O Dow Jones fechou com baixa de 4,01%, aos 7.949 pontos. O Standard & Poor's 500 declinou 5,28%, para 805 pontos. O eletrônico Nasdaq fechou aos 1.440 pontos, em queda de 5,78%.

Previsões de necessidade de novos aumentos de capital por parte de grandes bancos americanos continuam pipocando no mercado. Por conta disso, as ações do Wells Fargo caíram 23% (US$ 14,45), as do Bank of American tombaram 28,97% (US$ 5,10) e as do Bank of New York Mellon fecharam com baixa de 17,25% (US$ 19). Os papéis do Citigroup perderam 20% (US$ 2,80).

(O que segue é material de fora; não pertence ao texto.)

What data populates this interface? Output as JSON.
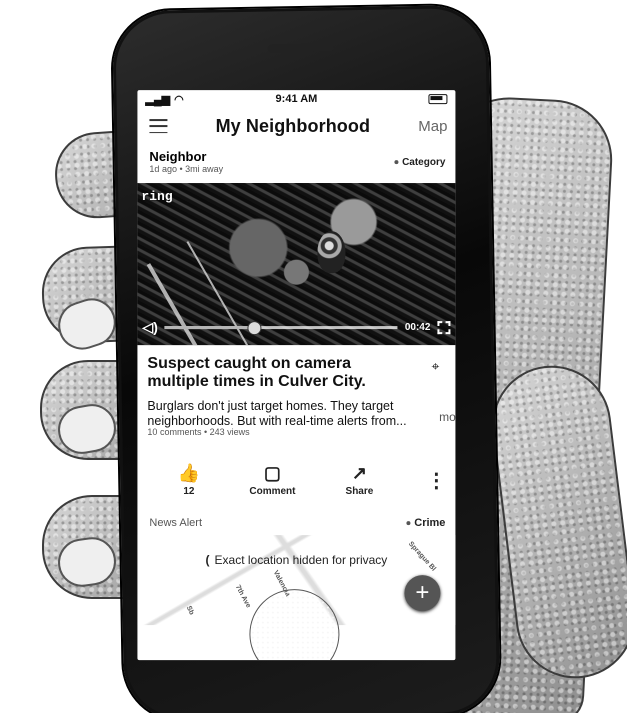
{
  "status_bar": {
    "time": "9:41 AM",
    "signal_icon": "signal-icon",
    "wifi_icon": "wifi-icon",
    "battery_icon": "battery-icon"
  },
  "header": {
    "menu_icon": "menu-icon",
    "title": "My Neighborhood",
    "map_label": "Map"
  },
  "post": {
    "author": "Neighbor",
    "meta": "1d ago • 3mi away",
    "category": "Category"
  },
  "video": {
    "brand": "ring",
    "time": "00:42",
    "progress": 0.38
  },
  "article": {
    "title": "Suspect caught on camera multiple times in Culver City.",
    "excerpt": "Burglars don't just target homes. They target neighborhoods. But with real-time alerts from...",
    "more": "more",
    "stats": "10 comments • 243 views"
  },
  "actions": {
    "like_count": "12",
    "comment_label": "Comment",
    "share_label": "Share"
  },
  "news_alert": {
    "title": "News Alert",
    "category": "Crime"
  },
  "map_preview": {
    "privacy_text": "Exact location hidden for privacy",
    "street_labels": [
      "7th Ave",
      "Valencia",
      "Sb",
      "Sprague Bl"
    ]
  },
  "floating_action": {
    "symbol": "+"
  }
}
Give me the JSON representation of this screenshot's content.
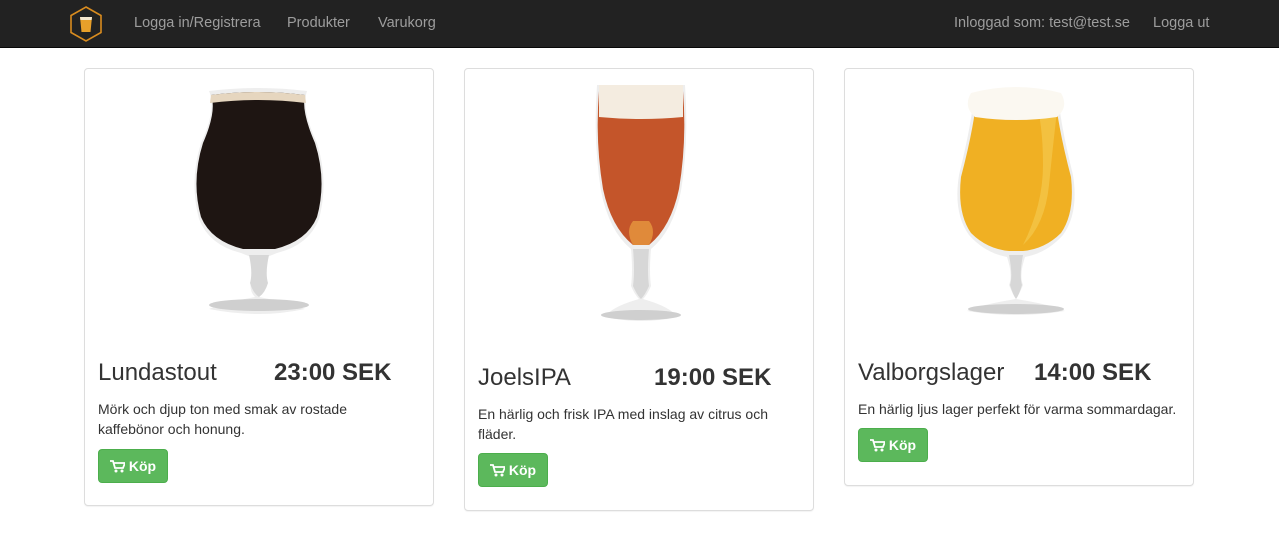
{
  "nav": {
    "brand_icon": "beer-glass-hexagon-icon",
    "login_label": "Logga in/Registrera",
    "products_label": "Produkter",
    "cart_label": "Varukorg",
    "logged_in_label": "Inloggad som: test@test.se",
    "logout_label": "Logga ut"
  },
  "colors": {
    "navbar": "#222222",
    "nav_text": "#9d9d9d",
    "buy_button": "#5cb85c"
  },
  "products": [
    {
      "name": "Lundastout",
      "price": "23:00 SEK",
      "description": "Mörk och djup ton med smak av rostade kaffebönor och honung.",
      "buy_label": "Köp",
      "beer_color": "#1e1512",
      "foam_color": "#e6d6bf"
    },
    {
      "name": "JoelsIPA",
      "price": "19:00 SEK",
      "description": "En härlig och frisk IPA med inslag av citrus och fläder.",
      "buy_label": "Köp",
      "beer_color": "#c4552a",
      "foam_color": "#f4ece0"
    },
    {
      "name": "Valborgslager",
      "price": "14:00 SEK",
      "description": "En härlig ljus lager perfekt för varma sommardagar.",
      "buy_label": "Köp",
      "beer_color": "#f0b023",
      "foam_color": "#fbf8f1"
    }
  ]
}
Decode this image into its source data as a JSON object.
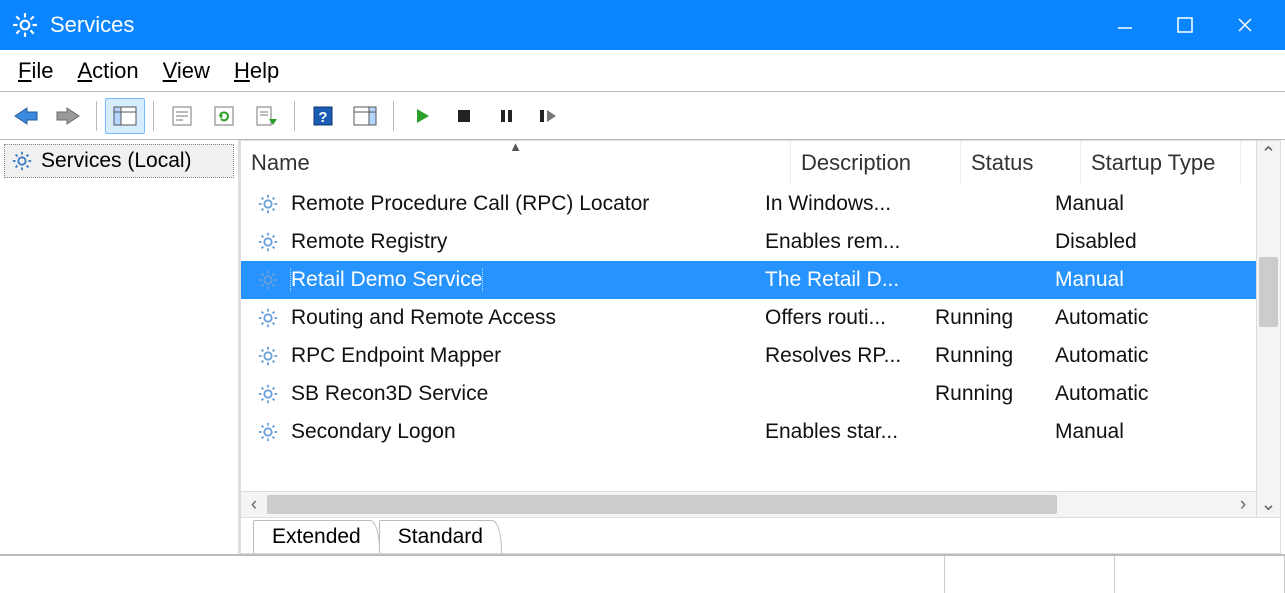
{
  "window": {
    "title": "Services"
  },
  "menu": {
    "file": "File",
    "action": "Action",
    "view": "View",
    "help": "Help"
  },
  "tree": {
    "root": "Services (Local)"
  },
  "columns": {
    "name": "Name",
    "description": "Description",
    "status": "Status",
    "startup": "Startup Type"
  },
  "services": [
    {
      "name": "Remote Procedure Call (RPC) Locator",
      "description": "In Windows...",
      "status": "",
      "startup": "Manual",
      "selected": false
    },
    {
      "name": "Remote Registry",
      "description": "Enables rem...",
      "status": "",
      "startup": "Disabled",
      "selected": false
    },
    {
      "name": "Retail Demo Service",
      "description": "The Retail D...",
      "status": "",
      "startup": "Manual",
      "selected": true
    },
    {
      "name": "Routing and Remote Access",
      "description": "Offers routi...",
      "status": "Running",
      "startup": "Automatic",
      "selected": false
    },
    {
      "name": "RPC Endpoint Mapper",
      "description": "Resolves RP...",
      "status": "Running",
      "startup": "Automatic",
      "selected": false
    },
    {
      "name": "SB Recon3D Service",
      "description": "",
      "status": "Running",
      "startup": "Automatic",
      "selected": false
    },
    {
      "name": "Secondary Logon",
      "description": "Enables star...",
      "status": "",
      "startup": "Manual",
      "selected": false
    }
  ],
  "tabs": {
    "extended": "Extended",
    "standard": "Standard"
  }
}
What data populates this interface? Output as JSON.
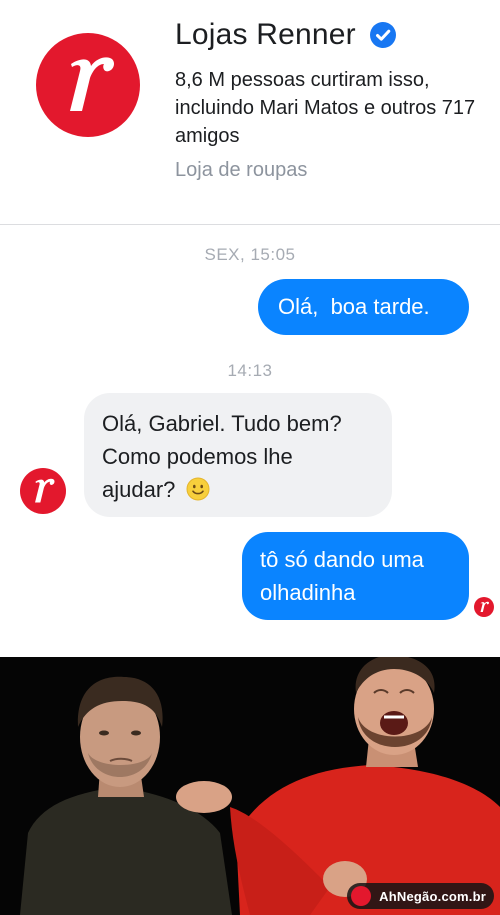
{
  "page": {
    "name": "Lojas Renner",
    "likes": "8,6 M pessoas curtiram isso, incluindo Mari Matos e outros 717 amigos",
    "category": "Loja de roupas",
    "brand_color": "#e3182d",
    "verified_color": "#1877f2"
  },
  "conversation": {
    "messages": [
      {
        "type": "timestamp",
        "text": "SEX, 15:05"
      },
      {
        "type": "outgoing",
        "text": "Olá,  boa tarde."
      },
      {
        "type": "timestamp",
        "text": "14:13"
      },
      {
        "type": "incoming",
        "lines": [
          "Olá, Gabriel. Tudo bem?",
          "Como podemos lhe",
          "ajudar?"
        ],
        "emoji": "slightly-smiling-face"
      },
      {
        "type": "outgoing",
        "lines": [
          "tô só dando uma",
          "olhadinha"
        ]
      }
    ],
    "outgoing_color": "#0a84ff",
    "incoming_color": "#f0f1f3"
  },
  "meme": {
    "watermark": "AhNegão.com.br"
  }
}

As ações da financeira State os Street fecharam com baixa de 59,43% (US$ 14,89) em meio a temores de que a carteira do banco tenha créditos problemáticos no segmento de veículos. A instituição reportou perdas não realizadas de US$ 6,3 bilhões.

A percepção dos analistas é de que a quebradeira pode não ter acabado. Nouriel Roubini, professor da Universidade de Nova York e dono das previsões mais pessimistas, comentou nesta terça-feira os recentes problemas com bancos como Citigroup e Bank of America sugerem que o sistema está falido.

No setor de tecnologia, as ações da Intel tombaram 6,40% (US% 12,86) após a empresa anunciar redução de preços de até 48% em alguns processadores. No caso da IBM, as ações caíram 3,46% (US$ 81,98 ) devido à expectativa em relação ao balanço do quarto trimestre da empresa.